Does anyone know what the difference is between process and methodology? I sure as heck don’t, or at least I didn’t. So I looked both words up at webster.com and this is what I found:
Methodology: a body of methods , rules, and postulates employed by a discipline : a particular procedure or set of procedures.
Process: a series of actions or operations conducing to an end; especially : a continuous operation or treatment especially in manufacture.
We’ll get back to this in a minute, but first, a brief aside: The definition for the word process had five different usages. The fifth one was slang, apparently from a different era/locale than the one I reside in. It meant “conk”. You know, like “I’m going to conk you over the head if you don’t update that project plan.” I like the idea that even Webster sometimes feels beat over the skull by process.
Okay, forget about conk for now. I’m sure that was unnecessarily distracting, but I couldn’t resist throwing it in. Go back to the two definitions I mentioned and review the differences between them.
When I read them, and thought about them for a minute, I started to think about the biases about these two words that I already have (I hate process, but embrace methodology). I found the reasons for these biases in these definitions, and now I can boil it down to two simple metaphors.
A methodology is a box of tools. Use them however/whenever you wish.
A process is an instruction book, the step-by-step kind that come with a child’s bicycle or a new VCR.
This clarity of meaning was a sort of revelation to me. I now know why I hate process – it’s the same reason I have to force myself to read the instructions that come with new devices. 99% of the time I don’t need them!
I also understand why I tend to embrace methodlogies. I love tools! I recently bought a $500 commercial grade paint sprayer (not the crappy Wagner kind) just to paint my house with. That’s how much I love tools. Tools are always a value add – they have so many uses!

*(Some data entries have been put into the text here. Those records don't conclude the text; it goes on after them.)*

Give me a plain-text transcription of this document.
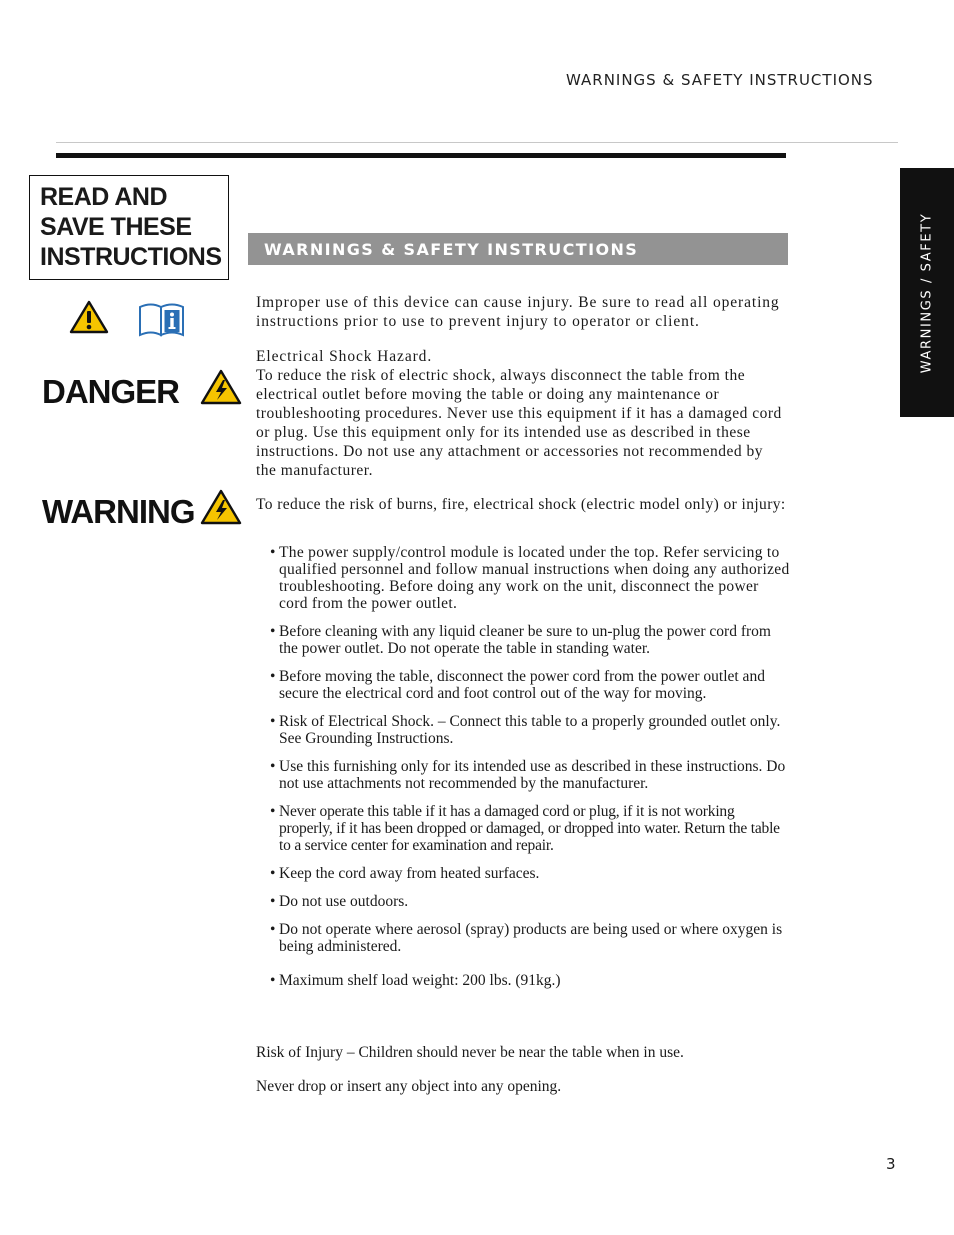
WARNINGS & SAFETY INSTRUCTIONS
WARNINGS / SAFETY
READ AND
SAVE THESE
INSTRUCTIONS	WARNINGS & SAFETY INSTRUCTIONS
DANGER
WARNING
Improper use of this device can cause injury. Be sure to read all operating instructions prior to use to prevent injury to operator or client.
Electrical Shock Hazard.
To reduce the risk of electric shock, always disconnect the table from the electrical outlet before moving the table or doing any maintenance or troubleshooting procedures. Never use this equipment if it has a damaged cord or plug. Use this equipment only for its intended use as described in these instructions. Do not use any attachment or accessories not recommended by the manufacturer.
To reduce the risk of burns, fire, electrical shock (electric model only) or injury:
• The power supply/control module is located under the top. Refer servicing to qualified personnel and follow manual instructions when doing any authorized troubleshooting. Before doing any work on the unit, disconnect the power cord from the power outlet.
• Before cleaning with any liquid cleaner be sure to un-plug the power cord from the power outlet. Do not operate the table in standing water.
• Before moving the table, disconnect the power cord from the power outlet and secure the electrical cord and foot control out of the way for moving.
• Risk of Electrical Shock. – Connect this table to a properly grounded outlet only. See Grounding Instructions.
• Use this furnishing only for its intended use as described in these instructions. Do not use attachments not recommended by the manufacturer.
• Never operate this table if it has a damaged cord or plug, if it is not working properly, if it has been dropped or damaged, or dropped into water. Return the table to a service center for examination and repair.
• Keep the cord away from heated surfaces.
• Do not use outdoors.
• Do not operate where aerosol (spray) products are being used or where oxygen is being administered.
• Maximum shelf load weight: 200 lbs. (91kg.)
Risk of Injury – Children should never be near the table when in use.
Never drop or insert any object into any opening.
3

Process on the other hand, has little residual value once the “assembly” is done. Once that lawn mower or grill is put together, you can throw the “process” in a drawer (or trash) and never use it again! And there is certainly no value in memorizing the assembly process for a mower, unless you are going to be assembling the same mower over and over again.
Now, let me get one thing straight. I’m not saying there is no value in process. Process has its place. In corporate IT, process belongs in one place only, at a low level in repetitive maintenance/support activities, where it directs the step-by-step efforts of a minimally skilled IT worker or to implement controls around certain decision-making activities. For instance, it is probably worthwhile to define a process for shutting down an employee’s access once the decision has been made to terminate them. Also, a process should exist for the approval of expense reports, etc. These make sense.
Process is especcially useful in any sort of repetitive task, which is why it’s so great in manufacturing. Making the same thing over and over and over again certainly lends itself to a particular set of steps that ought to be optimized. Every scrap of waste effort should be eliminated to make the set of steps as simple as possible, reduce the number of tools needed, and the skills required to do the work.
I think this version of process would work great for IT work – at least that part of IT work that is essentially the same set of tasks repeated over and over. Unfortunately, very little of IT work that I would be interested in doing is this type of work. In fact, this is exactly the kind of work that is being out-sourced (rightly so, I might add). I don’t want to do it, and if you’re smart neither do you.
But the important work in IT, the progressive work that makes the company stronger, adds new capabilities, and enhances competitive advantage, is not repetitive, mindless work that we can slap a process on and turn over to an unskilled work force. Strategic work, work that matters, doesn’t come with a checklist or detailed step-by-step set of instructions. If it did, IT’s business partners wouldn’t need us.
No, the work that matters most needs two things: good people and good tools. Both are essential. Good people will generally find a way to get things done even without good tools, but they’ll quickly move on to better environments if their requests for improvements go unheeded. Good tools become weapons of mass destruction in the hands of the incompetent.
Good people and good tools (methodology) are more important than good process. As we mentioned before, good process is only applied to repetitive tasks. It shouldn’t be applied to work that is different every time (projects). Instead, IT needs to have the mindset (and confidence) to let good people take their toolboxes to a project, figure out the best way to use them, and then start getting things done.